Em determinado momento me desanimei com o curso de canto erudito e o piano começou a ganhar mais tempo na minha agenda. Aliás, isso quase me fez trocar de curso. Logo a diante, ficou claro que meu caminho na música era outro: A música popular. No mesmo ano ganhei uma bolsa pra estudar jazz nos EUA, e neste curso não havia distinção entre instrumento e voz; era necessário que se estudasse primordialmente uma linguagem, a harmonia, o que só um instrumento harmônico (entende-se por instrumentos que fazem harmonia como o piano, violão, guitarra) poderia proporcionar.
Brasil
Com o tempo fui percebendo que todos os meus colegas cantores na faculdade americana, tocavam piano ou guitarra/violão num nível bem alto. Em suma, além de se destacarem por tal competência, eles eram chamados com frequência pra viajar e fazer shows sozinhos em vários lugares. Ainda na mesma época, comecei meus primeiros trabalhos com bandas de jazz latino em solo americano, e lembro que os músicos esperavam que eu dissesse a eles o que fazer e como fazer… Lembro de ficar
totalmente perdida no processo, pois tudo era muito novo para mim.

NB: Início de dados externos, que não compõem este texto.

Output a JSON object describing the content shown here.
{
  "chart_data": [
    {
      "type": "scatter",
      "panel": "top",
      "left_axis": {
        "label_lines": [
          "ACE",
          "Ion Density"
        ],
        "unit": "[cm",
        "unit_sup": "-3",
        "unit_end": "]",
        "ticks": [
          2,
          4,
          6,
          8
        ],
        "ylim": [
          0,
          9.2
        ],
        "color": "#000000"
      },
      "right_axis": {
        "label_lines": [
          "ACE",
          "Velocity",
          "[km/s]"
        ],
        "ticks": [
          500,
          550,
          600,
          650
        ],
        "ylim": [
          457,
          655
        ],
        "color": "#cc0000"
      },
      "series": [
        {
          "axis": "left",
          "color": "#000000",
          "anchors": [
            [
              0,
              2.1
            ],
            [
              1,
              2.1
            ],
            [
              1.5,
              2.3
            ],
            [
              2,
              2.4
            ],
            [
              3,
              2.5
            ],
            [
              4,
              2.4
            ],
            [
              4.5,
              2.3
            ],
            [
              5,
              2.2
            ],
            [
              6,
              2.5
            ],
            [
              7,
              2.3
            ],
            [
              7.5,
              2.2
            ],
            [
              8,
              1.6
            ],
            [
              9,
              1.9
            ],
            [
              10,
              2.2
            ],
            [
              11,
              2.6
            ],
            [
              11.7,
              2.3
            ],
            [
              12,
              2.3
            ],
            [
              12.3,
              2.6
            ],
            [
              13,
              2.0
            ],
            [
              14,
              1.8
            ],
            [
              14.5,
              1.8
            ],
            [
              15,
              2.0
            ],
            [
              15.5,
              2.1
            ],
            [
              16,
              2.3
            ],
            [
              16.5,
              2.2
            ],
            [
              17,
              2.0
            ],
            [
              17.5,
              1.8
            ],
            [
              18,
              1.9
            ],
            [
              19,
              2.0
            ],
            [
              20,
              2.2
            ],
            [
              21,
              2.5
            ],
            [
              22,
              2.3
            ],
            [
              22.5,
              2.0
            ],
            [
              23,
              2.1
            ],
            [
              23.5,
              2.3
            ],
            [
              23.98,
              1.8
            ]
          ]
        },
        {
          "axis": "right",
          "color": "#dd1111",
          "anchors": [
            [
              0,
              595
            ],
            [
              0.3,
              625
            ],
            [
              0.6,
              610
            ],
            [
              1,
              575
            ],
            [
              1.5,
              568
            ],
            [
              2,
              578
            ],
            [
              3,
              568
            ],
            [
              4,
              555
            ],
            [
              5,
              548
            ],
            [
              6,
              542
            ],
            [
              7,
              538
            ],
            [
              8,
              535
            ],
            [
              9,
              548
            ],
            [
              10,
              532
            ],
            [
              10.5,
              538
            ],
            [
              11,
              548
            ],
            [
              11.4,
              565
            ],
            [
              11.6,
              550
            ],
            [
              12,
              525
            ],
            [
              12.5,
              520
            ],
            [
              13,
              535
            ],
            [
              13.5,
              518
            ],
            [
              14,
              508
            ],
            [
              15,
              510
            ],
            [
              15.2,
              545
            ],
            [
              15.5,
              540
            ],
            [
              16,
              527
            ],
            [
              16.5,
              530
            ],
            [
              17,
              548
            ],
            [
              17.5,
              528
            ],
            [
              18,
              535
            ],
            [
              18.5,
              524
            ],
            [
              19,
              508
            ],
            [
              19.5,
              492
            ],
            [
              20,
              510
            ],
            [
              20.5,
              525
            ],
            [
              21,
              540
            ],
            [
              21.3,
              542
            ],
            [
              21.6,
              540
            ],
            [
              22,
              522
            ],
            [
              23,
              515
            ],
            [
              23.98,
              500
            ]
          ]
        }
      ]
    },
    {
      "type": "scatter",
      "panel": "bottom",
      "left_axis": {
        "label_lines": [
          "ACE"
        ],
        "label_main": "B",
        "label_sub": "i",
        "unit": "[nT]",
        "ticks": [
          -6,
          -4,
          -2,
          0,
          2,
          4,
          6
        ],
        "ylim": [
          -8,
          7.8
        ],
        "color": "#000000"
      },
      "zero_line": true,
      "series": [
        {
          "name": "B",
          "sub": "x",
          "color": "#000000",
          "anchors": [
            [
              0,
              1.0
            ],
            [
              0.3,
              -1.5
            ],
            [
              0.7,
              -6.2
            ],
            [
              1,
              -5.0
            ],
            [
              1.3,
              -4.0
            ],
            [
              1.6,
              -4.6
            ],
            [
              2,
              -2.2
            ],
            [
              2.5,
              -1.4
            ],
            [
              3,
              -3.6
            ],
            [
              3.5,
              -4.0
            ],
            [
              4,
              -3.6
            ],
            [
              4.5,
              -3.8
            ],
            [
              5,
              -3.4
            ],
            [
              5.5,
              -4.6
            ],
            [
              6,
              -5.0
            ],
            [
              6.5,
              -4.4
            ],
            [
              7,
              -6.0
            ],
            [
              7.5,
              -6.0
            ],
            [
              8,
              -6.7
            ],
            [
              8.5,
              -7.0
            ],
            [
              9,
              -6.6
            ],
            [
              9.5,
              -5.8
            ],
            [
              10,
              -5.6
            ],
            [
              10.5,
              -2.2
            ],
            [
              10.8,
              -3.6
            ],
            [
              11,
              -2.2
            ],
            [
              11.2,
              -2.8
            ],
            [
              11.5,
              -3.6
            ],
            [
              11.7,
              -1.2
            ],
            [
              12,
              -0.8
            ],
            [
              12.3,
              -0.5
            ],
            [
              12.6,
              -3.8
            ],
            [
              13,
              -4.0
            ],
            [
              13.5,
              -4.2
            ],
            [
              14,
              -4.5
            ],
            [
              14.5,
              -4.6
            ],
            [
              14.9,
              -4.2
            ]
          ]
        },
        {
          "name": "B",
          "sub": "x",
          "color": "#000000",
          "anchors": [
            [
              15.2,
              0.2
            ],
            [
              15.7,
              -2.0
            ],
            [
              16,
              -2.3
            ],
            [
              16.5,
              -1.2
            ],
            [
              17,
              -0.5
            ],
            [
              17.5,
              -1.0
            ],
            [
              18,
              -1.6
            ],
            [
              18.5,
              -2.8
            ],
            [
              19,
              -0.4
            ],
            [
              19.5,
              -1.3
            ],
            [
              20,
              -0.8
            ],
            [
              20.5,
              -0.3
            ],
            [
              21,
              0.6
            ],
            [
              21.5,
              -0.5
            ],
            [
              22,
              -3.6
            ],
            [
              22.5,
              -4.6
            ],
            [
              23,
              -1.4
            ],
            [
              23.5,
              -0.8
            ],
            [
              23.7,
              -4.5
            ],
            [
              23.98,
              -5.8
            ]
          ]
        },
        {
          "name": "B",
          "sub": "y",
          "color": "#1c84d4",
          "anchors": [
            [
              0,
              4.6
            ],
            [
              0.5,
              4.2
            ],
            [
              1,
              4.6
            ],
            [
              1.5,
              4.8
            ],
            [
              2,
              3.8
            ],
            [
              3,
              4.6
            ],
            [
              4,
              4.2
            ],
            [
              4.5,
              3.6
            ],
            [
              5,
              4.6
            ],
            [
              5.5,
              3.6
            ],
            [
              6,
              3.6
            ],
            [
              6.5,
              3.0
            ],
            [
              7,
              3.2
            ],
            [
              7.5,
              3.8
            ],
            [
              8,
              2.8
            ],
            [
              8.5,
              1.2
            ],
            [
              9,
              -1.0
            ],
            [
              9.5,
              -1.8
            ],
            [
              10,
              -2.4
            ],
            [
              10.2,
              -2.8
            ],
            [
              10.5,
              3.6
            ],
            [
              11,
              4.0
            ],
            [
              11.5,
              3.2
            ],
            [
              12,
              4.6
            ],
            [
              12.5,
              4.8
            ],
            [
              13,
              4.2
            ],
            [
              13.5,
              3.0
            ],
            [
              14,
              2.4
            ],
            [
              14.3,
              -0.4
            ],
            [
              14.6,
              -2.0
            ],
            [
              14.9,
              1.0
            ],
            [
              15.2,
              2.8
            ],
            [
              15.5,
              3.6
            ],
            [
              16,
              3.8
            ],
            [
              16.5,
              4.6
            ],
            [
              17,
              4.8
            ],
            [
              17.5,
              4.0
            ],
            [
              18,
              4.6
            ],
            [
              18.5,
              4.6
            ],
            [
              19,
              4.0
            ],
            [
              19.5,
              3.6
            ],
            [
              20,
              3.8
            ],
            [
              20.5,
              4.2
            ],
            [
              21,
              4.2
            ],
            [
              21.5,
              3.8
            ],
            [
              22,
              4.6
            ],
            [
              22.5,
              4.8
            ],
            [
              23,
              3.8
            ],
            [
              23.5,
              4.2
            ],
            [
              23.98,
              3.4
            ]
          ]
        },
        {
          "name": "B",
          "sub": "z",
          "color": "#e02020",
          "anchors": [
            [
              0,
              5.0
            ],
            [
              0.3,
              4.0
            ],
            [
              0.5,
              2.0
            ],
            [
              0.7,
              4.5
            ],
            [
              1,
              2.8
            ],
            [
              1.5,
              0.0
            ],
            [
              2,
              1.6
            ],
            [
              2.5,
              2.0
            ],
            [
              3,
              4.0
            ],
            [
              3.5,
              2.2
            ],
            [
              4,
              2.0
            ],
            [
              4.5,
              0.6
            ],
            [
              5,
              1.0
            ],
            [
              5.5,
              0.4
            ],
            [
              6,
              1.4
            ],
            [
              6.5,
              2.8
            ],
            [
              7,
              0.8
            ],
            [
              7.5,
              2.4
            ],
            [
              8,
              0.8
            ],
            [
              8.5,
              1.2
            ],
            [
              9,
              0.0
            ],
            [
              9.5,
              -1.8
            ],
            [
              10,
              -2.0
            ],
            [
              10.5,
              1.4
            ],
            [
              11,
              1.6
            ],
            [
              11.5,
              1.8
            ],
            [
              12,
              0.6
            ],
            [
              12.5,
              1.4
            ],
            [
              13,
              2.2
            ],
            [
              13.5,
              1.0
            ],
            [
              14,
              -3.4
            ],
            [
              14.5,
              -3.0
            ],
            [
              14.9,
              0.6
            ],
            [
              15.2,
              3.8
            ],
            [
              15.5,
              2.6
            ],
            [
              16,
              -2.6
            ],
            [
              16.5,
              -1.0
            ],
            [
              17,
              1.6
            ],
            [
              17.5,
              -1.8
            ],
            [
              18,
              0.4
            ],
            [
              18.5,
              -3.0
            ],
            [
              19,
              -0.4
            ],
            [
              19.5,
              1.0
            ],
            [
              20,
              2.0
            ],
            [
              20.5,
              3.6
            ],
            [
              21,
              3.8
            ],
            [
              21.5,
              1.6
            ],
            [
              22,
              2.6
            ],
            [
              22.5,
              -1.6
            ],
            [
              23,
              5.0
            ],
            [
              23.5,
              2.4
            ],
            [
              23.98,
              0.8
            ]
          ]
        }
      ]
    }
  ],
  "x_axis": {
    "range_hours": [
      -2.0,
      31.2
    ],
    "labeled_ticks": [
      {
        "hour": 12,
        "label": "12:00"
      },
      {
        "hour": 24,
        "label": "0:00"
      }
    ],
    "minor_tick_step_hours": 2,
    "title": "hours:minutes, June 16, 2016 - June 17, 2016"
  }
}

De volta ao Brasil, com a certeza de que queria trabalhar primordialmente com música popular, me deparei com novos desafios, com novas formas de trabalhar e principalmente, com a informalidade. Diferente do mundo clássico em que ficava meses me aprimorando pra cantar num concerto, na música popular meu telefone tocava para fazer um show amanhã! Quando isso acontecia, eu começava a ligar desesperadamente para músicos que soubessem meu repertório e mais difícil que isso, que estivessem disponíveis. Nem sempre eu os encontrava e acabava perdendo os trabalhos, coisa que me deixava bem aborrecida pois na época eu tinha fome de experienciar os palcos e a vida artística.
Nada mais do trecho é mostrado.